Friday, November 21, 2014

LoRa - the modem killer?

Internet of Things is at the top Gartner's hype curve of the year. But how to get the Things into the Internet? - That is the question.

When designing a IoT system, device connectivity is often among the biggest headaches. In case of consumer products, it is usually possible to rely on existing infrastructure, either Wifi Access point or Bluetooth/Smart connectivity of mobile phone. When considering city-wide installation of wireless sensors network or intending to cover a whole industrial plant, those consumer technologies are simply not feasible.

In practice, individual sensors are Today often having a cellular data modem with them, which is totally overkill. Reading a single sensor value every now and then does not need the bandwidth which is good for streaming video. Modem by itself as a component is usually more expensive than rest of the sensor electronics, and it ruins your power budget. Finally but not least, management of SIM subscriptions in global context is a nightmare.

Why there are so many cellular data modems then? Because there has been no other real options available. Low power 2.4 GHz radios like 802.15.4 can only do about 100 meters in open space. Wifi can be extended to some 500 meters, but then power consumption is over battery budget.

Sub-GHz radios can address the range issues. Narrowband RF like in TI portfolio are proven to have good performance in distance. A interesting new alternative is Semtech Lora.

Freescale FRDM-KL25Z Cortex-M0 evalution board with
ARM mbed-supported LoRa Shield from Semtech.
LoRA is a long range sub-GHz spread spectrum radio technology from Semtech. LoRa uses proprietary chirp spread spectrum  (CSS) modulation, which is rather unusual solution for data communication. CSS is more commonly known in radars and that sort of applications. In sensor node communication, added value of CSS is rather good distance measurement, which is far more accurate than traditional RSSI estimation.

BOM cost of Sub-GHz RF subsystem is less than 5€, which fits into the price range of most IoT sensors. However, having the radio in the sensor node only is not good enough. Also infrastructure is needed. In building-wide installations one can assume a gateway or two to be easily installed and maintained. In case of metropolitan area network the situation is different. Some one must build and operate the network infrastructure.

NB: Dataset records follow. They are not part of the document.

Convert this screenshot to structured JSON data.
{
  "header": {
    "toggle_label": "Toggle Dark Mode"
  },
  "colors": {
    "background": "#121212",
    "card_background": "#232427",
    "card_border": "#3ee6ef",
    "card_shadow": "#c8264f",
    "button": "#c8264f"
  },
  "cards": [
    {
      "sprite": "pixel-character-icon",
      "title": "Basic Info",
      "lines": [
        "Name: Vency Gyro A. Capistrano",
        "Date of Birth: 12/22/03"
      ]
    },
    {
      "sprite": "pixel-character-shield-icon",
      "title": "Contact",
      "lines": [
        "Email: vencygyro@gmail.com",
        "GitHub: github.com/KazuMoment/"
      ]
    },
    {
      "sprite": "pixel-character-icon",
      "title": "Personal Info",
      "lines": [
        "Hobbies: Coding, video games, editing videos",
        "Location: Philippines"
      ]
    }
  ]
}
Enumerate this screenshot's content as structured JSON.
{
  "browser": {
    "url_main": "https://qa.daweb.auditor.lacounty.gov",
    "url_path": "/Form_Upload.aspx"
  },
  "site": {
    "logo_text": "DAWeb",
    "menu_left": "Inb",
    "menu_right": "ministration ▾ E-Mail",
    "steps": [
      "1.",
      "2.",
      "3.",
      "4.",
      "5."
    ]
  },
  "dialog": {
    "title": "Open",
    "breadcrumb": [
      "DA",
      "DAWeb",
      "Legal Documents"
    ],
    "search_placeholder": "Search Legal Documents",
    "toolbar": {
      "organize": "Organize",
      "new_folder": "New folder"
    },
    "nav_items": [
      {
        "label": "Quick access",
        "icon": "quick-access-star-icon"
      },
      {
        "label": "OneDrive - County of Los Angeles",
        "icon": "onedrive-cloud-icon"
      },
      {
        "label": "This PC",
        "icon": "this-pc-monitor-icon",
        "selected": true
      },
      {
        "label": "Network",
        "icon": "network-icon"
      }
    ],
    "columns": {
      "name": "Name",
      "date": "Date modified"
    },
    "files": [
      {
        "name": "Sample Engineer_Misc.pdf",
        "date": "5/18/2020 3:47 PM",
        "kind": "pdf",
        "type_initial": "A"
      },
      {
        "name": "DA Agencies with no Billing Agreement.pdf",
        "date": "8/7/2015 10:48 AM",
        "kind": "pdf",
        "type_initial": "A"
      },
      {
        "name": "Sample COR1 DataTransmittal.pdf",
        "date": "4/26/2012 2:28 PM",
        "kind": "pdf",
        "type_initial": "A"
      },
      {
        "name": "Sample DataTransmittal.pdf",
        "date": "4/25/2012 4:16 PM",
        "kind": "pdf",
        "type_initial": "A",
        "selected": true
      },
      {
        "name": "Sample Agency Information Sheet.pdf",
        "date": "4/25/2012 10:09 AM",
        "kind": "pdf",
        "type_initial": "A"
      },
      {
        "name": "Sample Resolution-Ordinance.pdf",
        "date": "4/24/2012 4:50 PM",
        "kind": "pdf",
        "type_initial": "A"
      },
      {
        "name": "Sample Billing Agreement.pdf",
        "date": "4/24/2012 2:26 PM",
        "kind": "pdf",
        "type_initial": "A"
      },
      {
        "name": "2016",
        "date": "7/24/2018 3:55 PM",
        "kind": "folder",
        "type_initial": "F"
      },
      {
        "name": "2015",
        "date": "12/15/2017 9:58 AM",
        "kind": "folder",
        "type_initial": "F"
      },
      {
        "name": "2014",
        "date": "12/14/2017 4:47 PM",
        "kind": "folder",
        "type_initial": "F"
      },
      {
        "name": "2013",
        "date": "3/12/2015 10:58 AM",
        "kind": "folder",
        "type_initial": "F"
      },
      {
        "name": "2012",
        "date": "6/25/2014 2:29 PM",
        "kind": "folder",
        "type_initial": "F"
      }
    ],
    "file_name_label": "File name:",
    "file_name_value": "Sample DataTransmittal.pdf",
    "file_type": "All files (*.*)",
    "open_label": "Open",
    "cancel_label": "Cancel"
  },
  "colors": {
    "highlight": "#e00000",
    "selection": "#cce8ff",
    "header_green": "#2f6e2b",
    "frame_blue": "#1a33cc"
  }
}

There are some indications that traditional telecom operators may be interested in introducing IoT networks. It may be considered as direct competitor with existing M2M cellular data business, which may hinder operators interest. However, if operators don't do that by themselves, some one else will do it, and then operators are only loosing.

FastNet in South Africa is the first public reference of a telecom operator investing in LoRa-infrastructure to provide IoT communication services. However, the playground is not reserved for traditional operators only, but new players like energy or transportation companies may invest into network infrastructure of their own and start selling capacity to other players as well.